The Indian state of Telangana also faced extreme drought between 2016 and 2018. The shorter mid-season in Unit 2 could indicate earlier harvests due to the onset of drought. Prematurely harvesting the cane during the mid-season could have been a way for farmers to provide the mills with some cane before the full effects of the drought had completely caused the crop to fail. Such observations highlight the benefits of combining EO measurements with agrometeorological data. There is also a difference between the proportion of drip and flood irrigated fields in Unit 1 and Unit 2; therefore, future work should also investigate whether the irrigation type has an impact on the derived length of growing seasons.
4.3. Improving the Automation for Deriving Growth Stages
Although ground surveys can provide detailed data, their collection can be costly and labour intensive, and hence, this type of data collection is rare for large areas [
11]. The validity of ground surveys is also difficult to assess. The method used in this paper takes the mean NDVI within the field boundary; therefore, correct GPS field boundaries were important, as averaging the NDVI values of two opposing growth cycles will cause them to cancel each other out.
Mixed cropping before the planting of the sugarcane crop resulted in the underestimation of the SMS. The early identification of the end of the season due to cloud coverage resulted in the early prediction of the SMS for two fields. The late identification of the end of season resulting from the point of harvest coinciding with a cloud event in turn resulted in the overestimation of the end of mid-season for two fields.
Changing the boundary after harvest resulted in erroneous overestimates of the EOS for five sugarcane fields located in Unit 1. With the removal of such outliers, it was possible to develop an algorithm that could explain 73% and 86% of the variation in a manually determined estimate of the start and the end of a sugarcane growth cycle, respectively, for a calibration dataset of 337 individual sugarcane fields. To address these problems, there is a need to develop an approach which can separate the mixed fields, as errors cascade and affect how the other phenological stages are derived. This can be seen in the prediction of the start and end of the mid-season for Unit 1, which was less able to predict the start and the end of the mid-season stage for fields with boundary faults. To overcome this problem, it will be necessary for future studies to determine the growth stages for individual pixels within a field or group similar pixels before extracting time series data.
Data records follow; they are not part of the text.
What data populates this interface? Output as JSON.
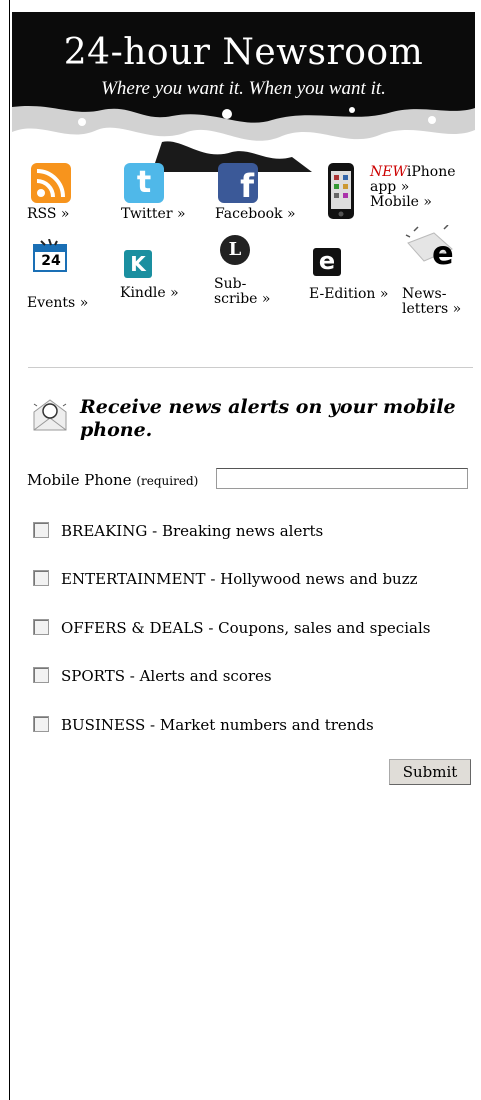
{
  "banner": {
    "title": "24-hour Newsroom",
    "tagline": "Where you want it. When you want it."
  },
  "icons": {
    "rss": "RSS »",
    "twitter": "Twitter »",
    "facebook": "Facebook »",
    "iphone_new": "NEW",
    "iphone_line1": "iPhone",
    "iphone_line2": "app »",
    "iphone_line3": "Mobile »",
    "events": "Events »",
    "kindle": "Kindle »",
    "subscribe_line1": "Sub-",
    "subscribe_line2": "scribe »",
    "eedition": "E-Edition »",
    "newsletters_line1": "News-",
    "newsletters_line2": "letters »",
    "events_badge": "24",
    "kindle_letter": "K",
    "eedition_letter": "e",
    "newsletters_letter": "e",
    "subscribe_letter": "L",
    "twitter_letter": "t",
    "facebook_letter": "f"
  },
  "alerts": {
    "heading": "Receive news alerts on your mobile phone.",
    "phone_label": "Mobile Phone",
    "phone_required": "(required)",
    "phone_value": "",
    "options": [
      "BREAKING - Breaking news alerts",
      "ENTERTAINMENT - Hollywood news and buzz",
      "OFFERS & DEALS - Coupons, sales and specials",
      "SPORTS - Alerts and scores",
      "BUSINESS - Market numbers and trends"
    ],
    "submit_label": "Submit"
  },
  "colors": {
    "rss": "#f7941d",
    "twitter": "#4fb8e9",
    "facebook": "#3b5998",
    "kindle": "#1a8fa0",
    "new_red": "#cc0000"
  }
}
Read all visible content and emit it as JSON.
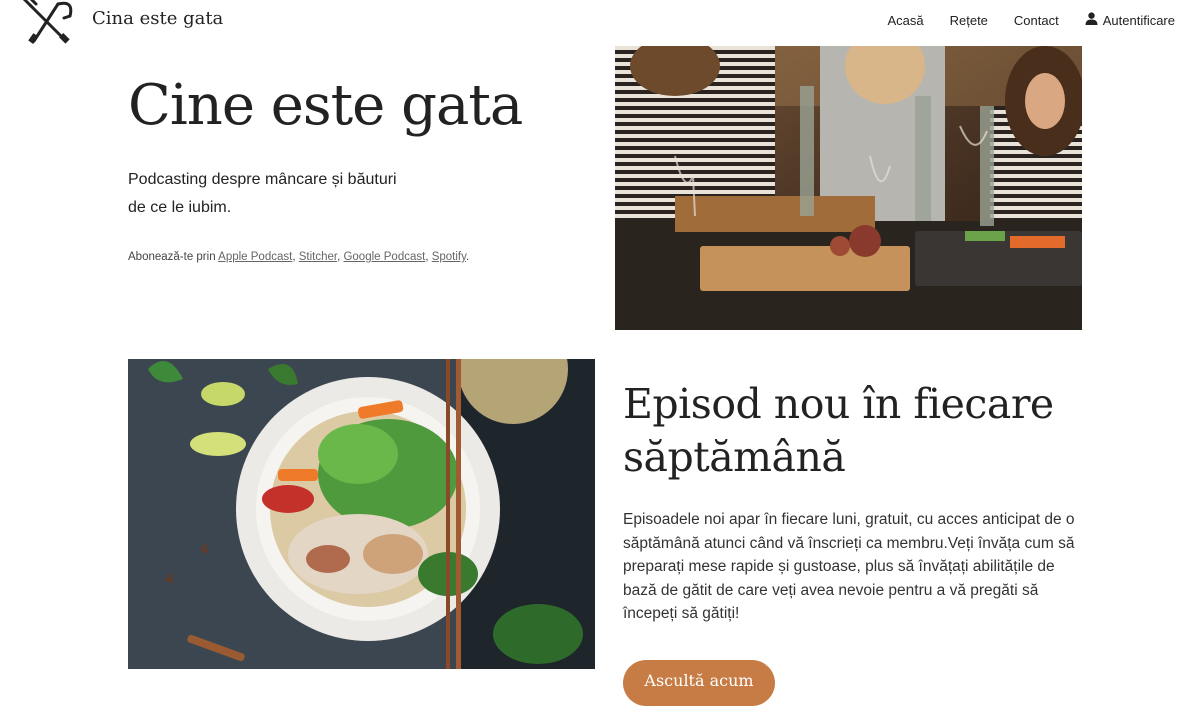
{
  "header": {
    "logo_icon": "fork-knife-icon",
    "site_title": "Cina este gata",
    "nav": [
      {
        "label": "Acasă"
      },
      {
        "label": "Rețete"
      },
      {
        "label": "Contact"
      },
      {
        "label": "Autentificare",
        "icon": "user-icon"
      }
    ]
  },
  "hero": {
    "title": "Cine este gata",
    "subtitle": "Podcasting despre mâncare și băuturi de ce le iubim.",
    "subscribe_prefix": "Abonează-te prin",
    "links": [
      "Apple Podcast",
      "Stitcher",
      "Google Podcast",
      "Spotify"
    ],
    "sep": ", ",
    "end": "."
  },
  "episode": {
    "title": "Episod nou în fiecare săptămână",
    "body": "Episoadele noi apar în fiecare luni, gratuit, cu acces anticipat de o săptămână atunci când vă înscrieți ca membru.Veți învăța cum să preparați mese rapide și gustoase, plus să învățați abilitățile de bază de gătit de care veți avea nevoie pentru a vă pregăti să începeți să gătiți!",
    "cta_label": "Ascultă acum"
  },
  "colors": {
    "accent": "#c67c44",
    "text": "#222222"
  }
}
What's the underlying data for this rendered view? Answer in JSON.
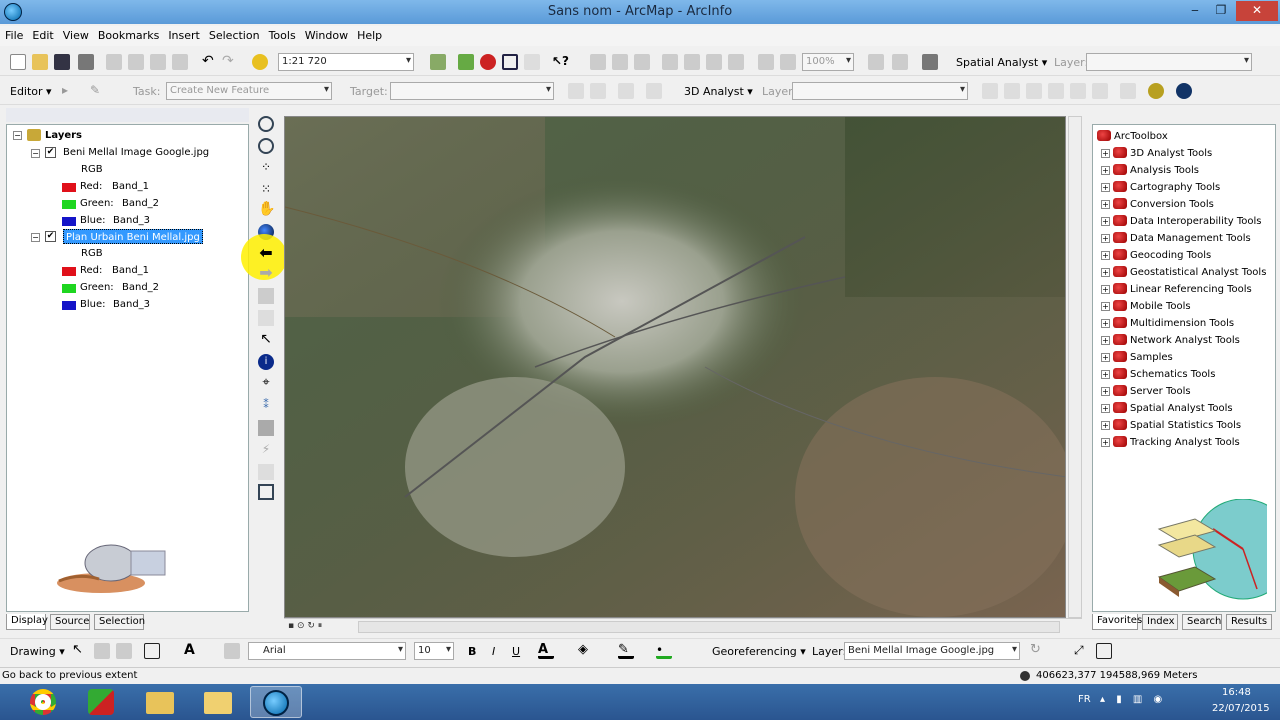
{
  "window": {
    "title": "Sans nom - ArcMap - ArcInfo",
    "min": "‒",
    "max": "❐",
    "close": "✕"
  },
  "menu": [
    "File",
    "Edit",
    "View",
    "Bookmarks",
    "Insert",
    "Selection",
    "Tools",
    "Window",
    "Help"
  ],
  "toolbar1": {
    "scale": "1:21 720",
    "zoom": "100%",
    "spatial_analyst": "Spatial Analyst ▾",
    "layer_label": "Layer:"
  },
  "toolbar2": {
    "editor": "Editor ▾",
    "task_label": "Task:",
    "task_value": "Create New Feature",
    "target_label": "Target:",
    "analyst_3d": "3D Analyst ▾",
    "layer_label": "Layer:"
  },
  "toc": {
    "root": "Layers",
    "layers": [
      {
        "name": "Beni Mellal Image Google.jpg",
        "selected": false,
        "rgb": "RGB",
        "bands": [
          {
            "label": "Red:",
            "band": "Band_1",
            "color": "#e0101a"
          },
          {
            "label": "Green:",
            "band": "Band_2",
            "color": "#1ed620"
          },
          {
            "label": "Blue:",
            "band": "Band_3",
            "color": "#1414c8"
          }
        ]
      },
      {
        "name": "Plan Urbain Beni Mellal.jpg",
        "selected": true,
        "rgb": "RGB",
        "bands": [
          {
            "label": "Red:",
            "band": "Band_1",
            "color": "#e0101a"
          },
          {
            "label": "Green:",
            "band": "Band_2",
            "color": "#1ed620"
          },
          {
            "label": "Blue:",
            "band": "Band_3",
            "color": "#1414c8"
          }
        ]
      }
    ],
    "tabs": [
      "Display",
      "Source",
      "Selection"
    ]
  },
  "toolbox": {
    "root": "ArcToolbox",
    "items": [
      "3D Analyst Tools",
      "Analysis Tools",
      "Cartography Tools",
      "Conversion Tools",
      "Data Interoperability Tools",
      "Data Management Tools",
      "Geocoding Tools",
      "Geostatistical Analyst Tools",
      "Linear Referencing Tools",
      "Mobile Tools",
      "Multidimension Tools",
      "Network Analyst Tools",
      "Samples",
      "Schematics Tools",
      "Server Tools",
      "Spatial Analyst Tools",
      "Spatial Statistics Tools",
      "Tracking Analyst Tools"
    ],
    "tabs": [
      "Favorites",
      "Index",
      "Search",
      "Results"
    ]
  },
  "drawbar": {
    "drawing": "Drawing ▾",
    "font": "Arial",
    "size": "10",
    "bold": "B",
    "italic": "I",
    "underline": "U",
    "georef": "Georeferencing ▾",
    "layer_label": "Layer:",
    "layer_value": "Beni Mellal Image Google.jpg"
  },
  "status": {
    "message": "Go back to previous extent",
    "coords": "406623,377  194588,969 Meters"
  },
  "taskbar": {
    "lang": "FR",
    "time": "16:48",
    "date": "22/07/2015"
  }
}
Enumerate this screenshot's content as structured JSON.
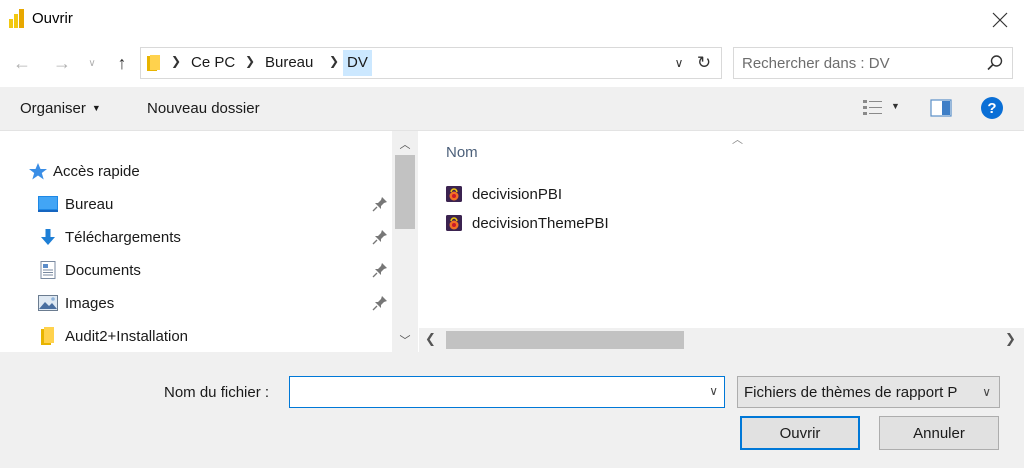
{
  "window": {
    "title": "Ouvrir",
    "app_icon": "power-bi-logo-icon",
    "close_icon": "close-icon"
  },
  "address": {
    "breadcrumbs": [
      "Ce PC",
      "Bureau",
      "DV"
    ],
    "folder_icon": "folder-icon",
    "refresh_icon": "refresh-icon",
    "dropdown_icon": "chevron-down-icon"
  },
  "search": {
    "placeholder": "Rechercher dans : DV",
    "value": ""
  },
  "toolbar": {
    "organiser_label": "Organiser",
    "new_folder_label": "Nouveau dossier",
    "help_label": "?"
  },
  "nav": {
    "items": [
      {
        "label": "Accès rapide",
        "icon": "star-icon",
        "pinned": false
      },
      {
        "label": "Bureau",
        "icon": "desktop-icon",
        "pinned": true
      },
      {
        "label": "Téléchargements",
        "icon": "download-icon",
        "pinned": true
      },
      {
        "label": "Documents",
        "icon": "document-icon",
        "pinned": true
      },
      {
        "label": "Images",
        "icon": "images-icon",
        "pinned": true
      },
      {
        "label": "Audit2+Installation",
        "icon": "folder-icon",
        "pinned": false
      }
    ]
  },
  "files": {
    "column_name": "Nom",
    "items": [
      {
        "name": "decivisionPBI",
        "icon": "pbi-theme-file-icon"
      },
      {
        "name": "decivisionThemePBI",
        "icon": "pbi-theme-file-icon"
      }
    ]
  },
  "bottom": {
    "filename_label": "Nom du fichier :",
    "filename_value": "",
    "filetype_selected": "Fichiers de thèmes de rapport P",
    "open_label": "Ouvrir",
    "cancel_label": "Annuler"
  },
  "colors": {
    "accent": "#0078d7",
    "selection": "#cce8ff",
    "chrome": "#f0f0f0",
    "help_blue": "#0a6fd6"
  }
}
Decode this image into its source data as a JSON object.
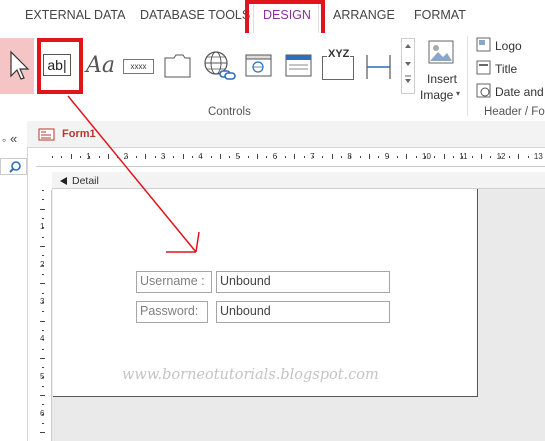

Time series-based approaches for classifying sugarcane have been found to be more effective than single-date mapping approaches, as they allow for land cover to be assessed continually over many different spatial and temporal resolutions [
48]. Sugarcane is a dynamic crop, and features used for sugarcane detection, e.g., spectral reflectance, texture, shape/size, and height change with development stage and management practices such as irrigation. The inclusion of temporal information should also enable the clearer discrimination of sugarcane from other land cover types such as paddy rice and maize, which may have a similar signal on a single date. Sugarcane, for example, typically has a single annual cropping cycle, whereas paddy rice and maize can be sown and harvested two to three times within a single year [
12,
49,
50]. Mapping the spatial and temporal distribution of sugarcane fields over large areas in order to identify the source of sugarcane supplied to mills is therefore the first step to using EO for sustainable sugarcane production. Future work should conduct an investigation into whether the growth stages derived in this study could also be used to aid classification in addition to management.